Glycosylation is one of the most common post-translational modifications in the biosynthesis of protein, but its effect on the protein conformational transitions underpinning folding and stabilization is poorly understood. In this study, we present a coarse-grained off-lattice 46-β barrel model protein glycosylated by glycans with different hydrophobicity and glycosylation sites to examine the effect of glycans on protein folding and stabilization using a Langevin dynamics simulation, in which an H term was proposed as the index of the hydrophobicity of glycan. Compared with its native counterpart, introducing glycans of suitable hydrophobicity (0.1 < H < 0.4) at flexible peptide residues of this model protein not only facilitated folding of the protein but also increased its conformation stability significantly. On the contrary, when glycans were introduced at the restricted peptide residues of the protein, only those hydrophilic (H = 0) or very weak hydrophobic (H < 0.2) ones contributed slightly to protein stability but hindered protein folding due to increased free energy barriers. The glycosylated protein retained the two-step folding mechanism in terms of hydrophobic collapse and structural rearrangement. Glycan chains located in a suitable site with an appropriate hydrophobicity facilitated both collapse and rearrangement, whereas others, though accelerating collapse, hindered rearrangement. In addition to entropy effects, that is, narrowing the space of the conformations of the unfolded state, the presence of glycans with suitable hydrophobicity at suitable glycosylation site strengthened the folded state via hydrophobic interaction, that is, the enthalpy effect. The simulations have shown both the stabilization and the destabilization effects of glycosylation, as experimentally reported in the literature, and provided molecular insight into glycosylated proteins. The understanding of the effects of glycans with different hydrophobicities on the folding and stability of protein, as attempted by the present work, is helpful not only to explain the stabilization and destabilization effect of real glycoproteins but also to design protein-polymer conjugates for biotechnological purposes.

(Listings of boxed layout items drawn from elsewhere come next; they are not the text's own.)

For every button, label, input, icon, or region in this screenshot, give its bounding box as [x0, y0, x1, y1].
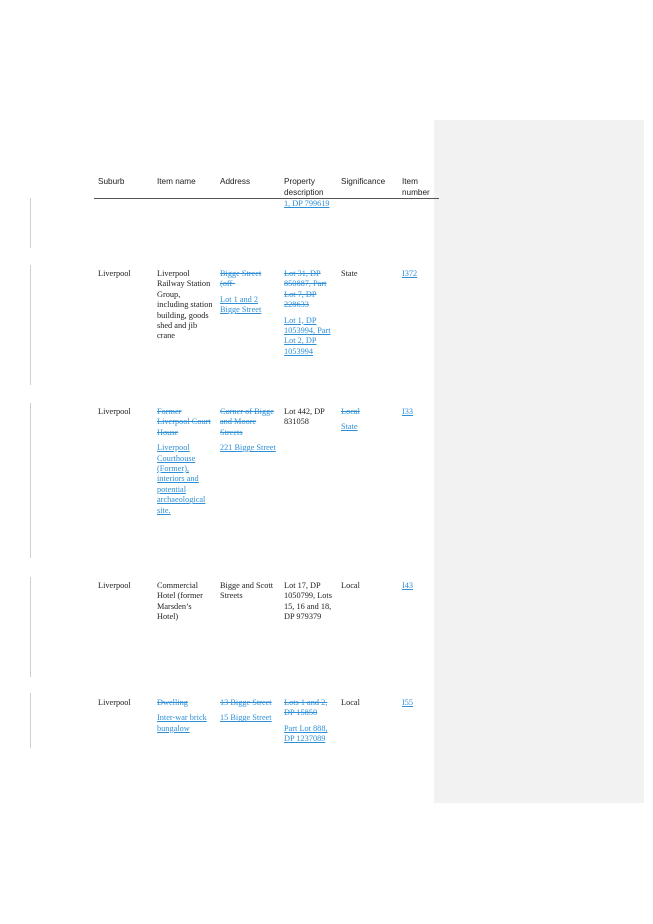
- header-property-line1: Property: [284, 177, 315, 186]
- header-significance: Significance: [341, 177, 386, 186]
- row2-significance-deleted: Local: [341, 407, 360, 416]
- row2-significance-inserted: State: [341, 422, 358, 432]
- row3-significance: Local: [341, 581, 360, 590]
- row4-significance: Local: [341, 698, 360, 707]
- row0-property-inserted: 1, DP 799619: [284, 199, 330, 208]
- change-bar: [30, 198, 31, 248]
- row4-address-inserted: 15 Bigge Street: [220, 713, 272, 723]
- row3-property: Lot 17, DP 1050799, Lots 15, 16 and 18, …: [284, 581, 332, 622]
- row3-address: Bigge and Scott Streets: [220, 581, 274, 601]
- row3-item-name: Commercial Hotel (former Marsden’s Hotel…: [157, 581, 203, 622]
- row2-property: Lot 442, DP 831058: [284, 407, 325, 427]
- row2-item-name: Former Liverpool Court House Liverpool C…: [157, 407, 215, 516]
- row2-item-name-deleted: Former Liverpool Court House: [157, 407, 211, 437]
- row2-address: Corner of Bigge and Moore Streets 221 Bi…: [220, 407, 276, 454]
- row4-suburb: Liverpool: [98, 698, 131, 707]
- row4-address-deleted: 13 Bigge Street: [220, 698, 272, 707]
- header-item-line1: Item: [402, 177, 418, 186]
- row1-item-number: I372: [402, 269, 418, 278]
- row1-item-name: Liverpool Railway Station Group, includi…: [157, 269, 213, 341]
- row1-suburb: Liverpool: [98, 269, 131, 278]
- row4-property: Lots 1 and 2, DP 15850 Part Lot 888, DP …: [284, 698, 332, 745]
- row2-address-inserted: 221 Bigge Street: [220, 443, 276, 453]
- comment-pane: [434, 120, 644, 803]
- row2-item-name-inserted: Liverpool Courthouse (Former), interiors…: [157, 443, 206, 515]
- row2-item-number: I33: [402, 407, 414, 416]
- row3-suburb: Liverpool: [98, 581, 131, 590]
- row1-property-inserted: Lot 1, DP 1053994, Part Lot 2, DP 105399…: [284, 315, 331, 356]
- change-bar: [30, 403, 31, 558]
- row4-address: 13 Bigge Street 15 Bigge Street: [220, 698, 276, 724]
- row1-significance: State: [341, 269, 358, 278]
- header-rule: [94, 198, 439, 199]
- change-bar: [30, 265, 31, 385]
- header-item-number: Item number: [402, 177, 430, 198]
- header-item-line2: number: [402, 187, 430, 197]
- header-property-description: Property description: [284, 177, 324, 198]
- row4-item-name-inserted: Inter-war brick bungalow: [157, 713, 207, 733]
- change-bar: [30, 577, 31, 677]
- row1-address-deleted: Bigge Street (off-: [220, 269, 262, 289]
- row4-item-name-deleted: Dwelling: [157, 698, 188, 707]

糖基化是蛋白质生物合成中最常见的翻译后修饰之一,但人们对其在蛋白质折叠和稳定化所必需的构象转变中的作用知之甚少。在这项研究中,我们提出了一种粗粒无网格 46-β 桶模型蛋白,该蛋白通过不同疏水性和糖基化位点的聚糖进行糖基化,以使用朗之万动力学模拟研究聚糖对蛋白折叠和稳定化的影响,其中 H 项被提出作为糖基化聚糖疏水性的指标。与天然蛋白相比,在该模型蛋白的柔性肽残基上引入具有合适疏水性(0.1<H<0.4)的聚糖不仅促进了蛋白的折叠,而且显著增加了其构象稳定性。相反,当糖基化在蛋白的受限肽残基上进行时,只有那些亲水(H=0)或非常弱疏水性(H<0.2)的聚糖对蛋白稳定性略有贡献,但由于增加了自由能势垒而阻碍了蛋白折叠。糖基化蛋白保留了疏水塌陷和结构重排的两步折叠机制。位于合适位置且疏水性合适的糖基化链促进了塌陷和重排,而其他糖基化链尽管促进了塌陷,但阻碍了重排。除了熵效应,即缩小未折叠状态构象的空间外,具有合适疏水性的聚糖位于合适的糖基化位点时通过疏水相互作用增强了折叠状态,即焓效应。模拟结果显示了糖基化的稳定和失稳效应,正如文献中实验报道的那样,并为糖基化蛋白提供了分子见解。本研究尝试了解不同疏水性聚糖对蛋白折叠和稳定性的影响,这不仅有助于解释真实糖蛋白的稳定和失稳效应,还有助于设计用于生物技术目的的蛋白-聚合物缀合物。